Je suis un fan de Hitman depuis longtemps et j'ai joué à tous les jeux disponibles sur consoles depuis Hitman 2: Silent Assassin sorti sur PS2 en 2002. J'ai toujours apprécié les bacs à sable de meurtre d'IO Interactive ainsi que leur humour loufoque mais noir qui m'a fourni des heures de re-jouabilité en passant par les niveaux, en trouvant de nouvelles façons d'éliminer les cibles.
Au cours des 19 dernières années, la franchise a été extrêmement fiable (j'aime même Absolution) et Hitman 3 n'est pas différent. La formule éprouvée d'IOI est tout aussi raffinée, amusante et enrichissante que jamais, même si celle-ci semble plus courte qu'elle ne le devrait. Comment celui-ci résiste-t-il au peloton? Continuez à lire pour notre Hitman 3 la revue.

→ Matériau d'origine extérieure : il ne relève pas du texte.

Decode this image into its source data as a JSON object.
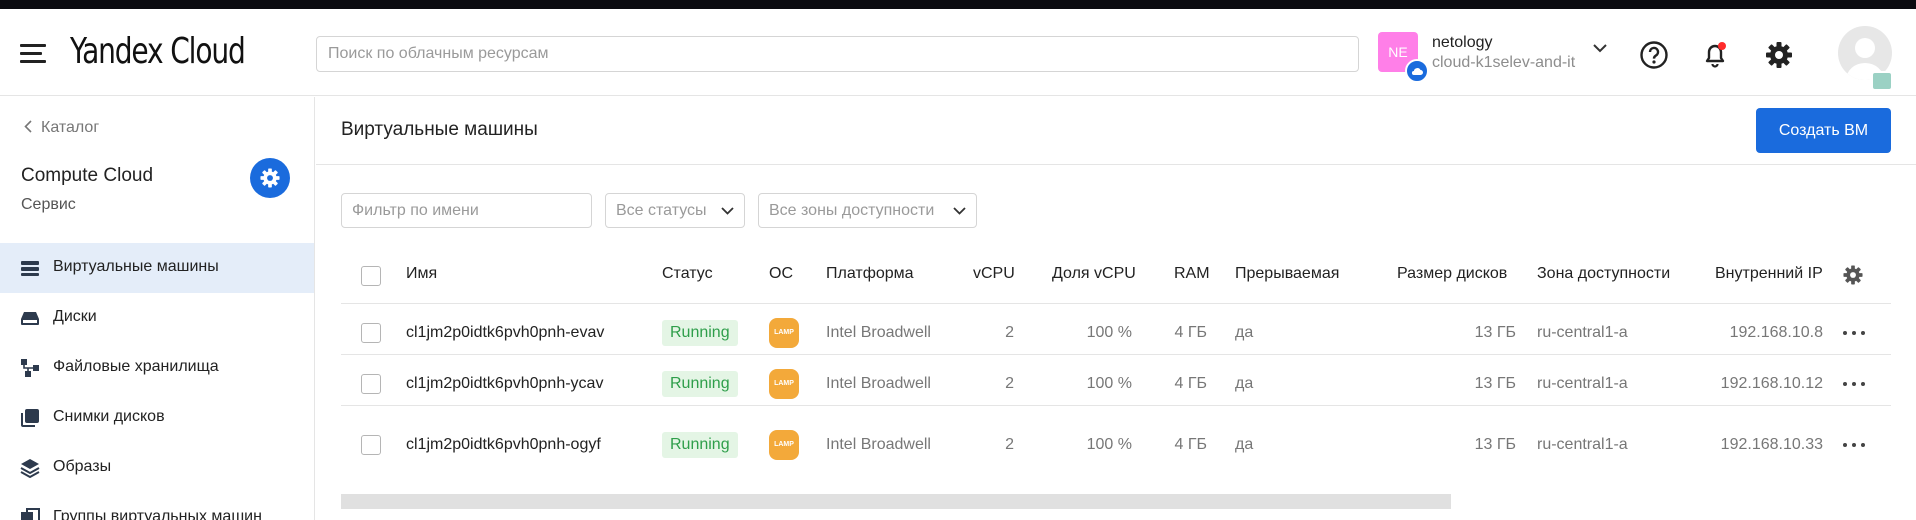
{
  "header": {
    "logo": "Yandex Cloud",
    "search_placeholder": "Поиск по облачным ресурсам",
    "account": {
      "initials": "NE",
      "name": "netology",
      "cloud": "cloud-k1selev-and-it"
    },
    "icons": [
      "menu-icon",
      "help-icon",
      "bell-icon",
      "gear-icon",
      "user-avatar"
    ]
  },
  "sidebar": {
    "breadcrumb": "Каталог",
    "service_title": "Compute Cloud",
    "service_sub": "Сервис",
    "items": [
      {
        "label": "Виртуальные машины",
        "icon": "vm-icon",
        "active": true
      },
      {
        "label": "Диски",
        "icon": "disk-icon",
        "active": false
      },
      {
        "label": "Файловые хранилища",
        "icon": "file-storage-icon",
        "active": false
      },
      {
        "label": "Снимки дисков",
        "icon": "snapshot-icon",
        "active": false
      },
      {
        "label": "Образы",
        "icon": "images-icon",
        "active": false
      },
      {
        "label": "Группы виртуальных машин",
        "icon": "instance-group-icon",
        "active": false
      }
    ]
  },
  "main": {
    "title": "Виртуальные машины",
    "create_button": "Создать ВМ",
    "filter_placeholder": "Фильтр по имени",
    "status_filter": "Все статусы",
    "zone_filter": "Все зоны доступности",
    "columns": [
      "Имя",
      "Статус",
      "ОС",
      "Платформа",
      "vCPU",
      "Доля vCPU",
      "RAM",
      "Прерываемая",
      "Размер дисков",
      "Зона доступности",
      "Внутренний IP"
    ],
    "rows": [
      {
        "name": "cl1jm2p0idtk6pvh0pnh-evav",
        "status": "Running",
        "os": "LAMP",
        "platform": "Intel Broadwell",
        "vcpu": "2",
        "vcpu_share": "100 %",
        "ram": "4 ГБ",
        "preemptible": "да",
        "disk_size": "13 ГБ",
        "zone": "ru-central1-a",
        "ip": "192.168.10.8"
      },
      {
        "name": "cl1jm2p0idtk6pvh0pnh-ycav",
        "status": "Running",
        "os": "LAMP",
        "platform": "Intel Broadwell",
        "vcpu": "2",
        "vcpu_share": "100 %",
        "ram": "4 ГБ",
        "preemptible": "да",
        "disk_size": "13 ГБ",
        "zone": "ru-central1-a",
        "ip": "192.168.10.12"
      },
      {
        "name": "cl1jm2p0idtk6pvh0pnh-ogyf",
        "status": "Running",
        "os": "LAMP",
        "platform": "Intel Broadwell",
        "vcpu": "2",
        "vcpu_share": "100 %",
        "ram": "4 ГБ",
        "preemptible": "да",
        "disk_size": "13 ГБ",
        "zone": "ru-central1-a",
        "ip": "192.168.10.33"
      }
    ]
  },
  "colors": {
    "accent": "#1a6bdd",
    "running_bg": "#e4f5e5",
    "running_text": "#2e9e4a",
    "lamp": "#f3a93a",
    "account_avatar": "#ff7fe8",
    "sidebar_active": "#e4edf9"
  }
}
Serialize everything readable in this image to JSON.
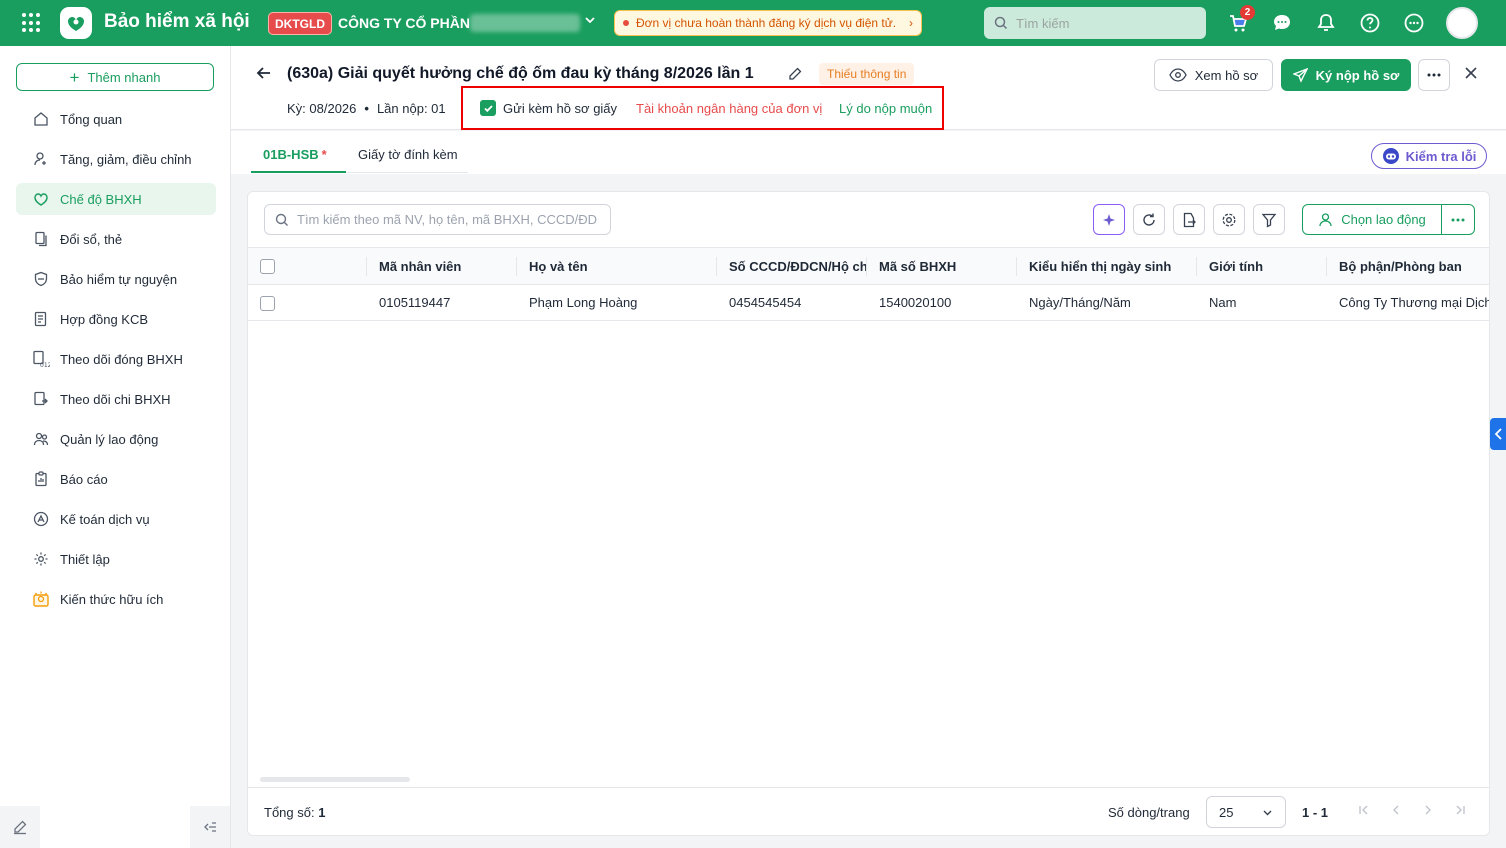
{
  "topbar": {
    "app_title": "Bảo hiểm xã hội",
    "company_code": "DKTGLD",
    "company_name": "CÔNG TY CỔ PHẦN",
    "alert_text": "Đơn vị chưa hoàn thành đăng ký dịch vụ điện tử.",
    "search_placeholder": "Tìm kiếm",
    "cart_badge": "2",
    "brand_color": "#1a9e5f"
  },
  "sidebar": {
    "quick_add_label": "Thêm nhanh",
    "items": [
      {
        "label": "Tổng quan",
        "icon": "home-icon"
      },
      {
        "label": "Tăng, giảm, điều chỉnh",
        "icon": "user-adjust-icon"
      },
      {
        "label": "Chế độ BHXH",
        "icon": "heart-shield-icon",
        "active": true
      },
      {
        "label": "Đổi sổ, thẻ",
        "icon": "cards-icon"
      },
      {
        "label": "Bảo hiểm tự nguyện",
        "icon": "shield-icon"
      },
      {
        "label": "Hợp đồng KCB",
        "icon": "contract-icon"
      },
      {
        "label": "Theo dõi đóng BHXH",
        "icon": "payment-track-icon"
      },
      {
        "label": "Theo dõi chi BHXH",
        "icon": "expense-track-icon"
      },
      {
        "label": "Quản lý lao động",
        "icon": "people-icon"
      },
      {
        "label": "Báo cáo",
        "icon": "report-icon"
      },
      {
        "label": "Kế toán dịch vụ",
        "icon": "accounting-icon"
      },
      {
        "label": "Thiết lập",
        "icon": "gear-icon"
      },
      {
        "label": "Kiến thức hữu ích",
        "icon": "knowledge-icon"
      }
    ]
  },
  "header": {
    "title": "(630a) Giải quyết hưởng chế độ ốm đau kỳ tháng 8/2026 lần 1",
    "status": "Thiếu thông tin",
    "period": "Kỳ: 08/2026",
    "submission": "Lần nộp: 01",
    "paper_checkbox_label": "Gửi kèm hồ sơ giấy",
    "paper_checked": true,
    "bank_account_link": "Tài khoản ngân hàng của đơn vị",
    "late_reason_link": "Lý do nộp muộn",
    "view_button": "Xem hồ sơ",
    "sign_button": "Ký nộp hồ sơ"
  },
  "tabs": [
    {
      "label": "01B-HSB",
      "required": "*",
      "active": true
    },
    {
      "label": "Giấy tờ đính kèm",
      "active": false
    }
  ],
  "check_errors_label": "Kiểm tra lỗi",
  "table": {
    "search_placeholder": "Tìm kiếm theo mã NV, họ tên, mã BHXH, CCCD/ĐD",
    "choose_employee_label": "Chọn lao động",
    "columns": [
      "Mã nhân viên",
      "Họ và tên",
      "Số CCCD/ĐDCN/Hộ chiếu",
      "Mã số BHXH",
      "Kiểu hiển thị ngày sinh",
      "Giới tính",
      "Bộ phận/Phòng ban"
    ],
    "rows": [
      [
        "0105119447",
        "Phạm Long Hoàng",
        "0454545454",
        "1540020100",
        "Ngày/Tháng/Năm",
        "Nam",
        "Công Ty Thương mại Dịch"
      ]
    ]
  },
  "footer": {
    "total_label": "Tổng số:",
    "total_value": "1",
    "rows_per_page_label": "Số dòng/trang",
    "rows_per_page": "25",
    "range": "1 - 1"
  }
}
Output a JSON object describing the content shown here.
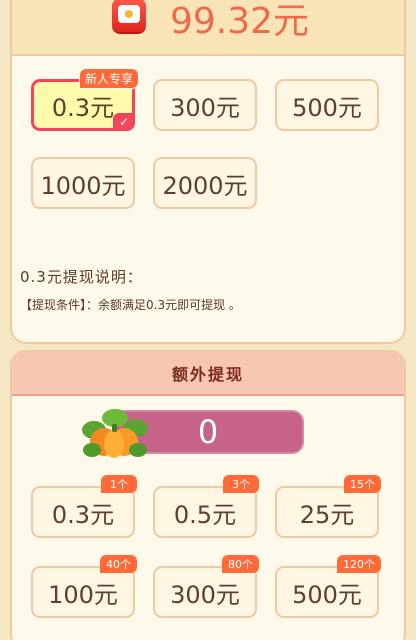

Cette fois-ci, il n'y a que six missions, soit seulement deux de moins que Hitman 2 et une de moins que Hitman (2016), mais cela semblait toujours court. Cela n'aide pas que la dernière mission supprime la structure de la carte grande ouverte et soit littéralement une ligne droite et linéaire. Vous avez encore beaucoup d'options à votre disposition, mais la dernière mission est de loin la moins intéressante et une sorte de point culminant décevant non seulement pour ce jeu, mais aussi pour la trilogie.
L'histoire jusqu'ici
Reprenant après les événements de Hitman 2 en 2018, Hitman 3 met l'agent 47 sur la voie de l'élimination des dirigeants restants de la Providence. En chemin, il y a des rebondissements vraiment choquants qui mènent à la conclusion de la trilogie. Je ne gâcherai rien, mais il est assez clair que la porte est laissée ouverte pour de nouveaux jeux Hitman si je veux revenir à la franchise. Cependant, ce sera un nouveau récit très intéressant qu'ils devront développer. En toute honnêteté, l'histoire n'a jamais été pourquoi je joue à ces jeux. Pour moi, ils m'ont toujours submergé d'une manière que je retiens à peine tout ce dont ils parlent. La vraie raison pour laquelle je joue à ces jeux est pour les cartes et la litanie de moyens qui me sont fournis pour éliminer mes cibles.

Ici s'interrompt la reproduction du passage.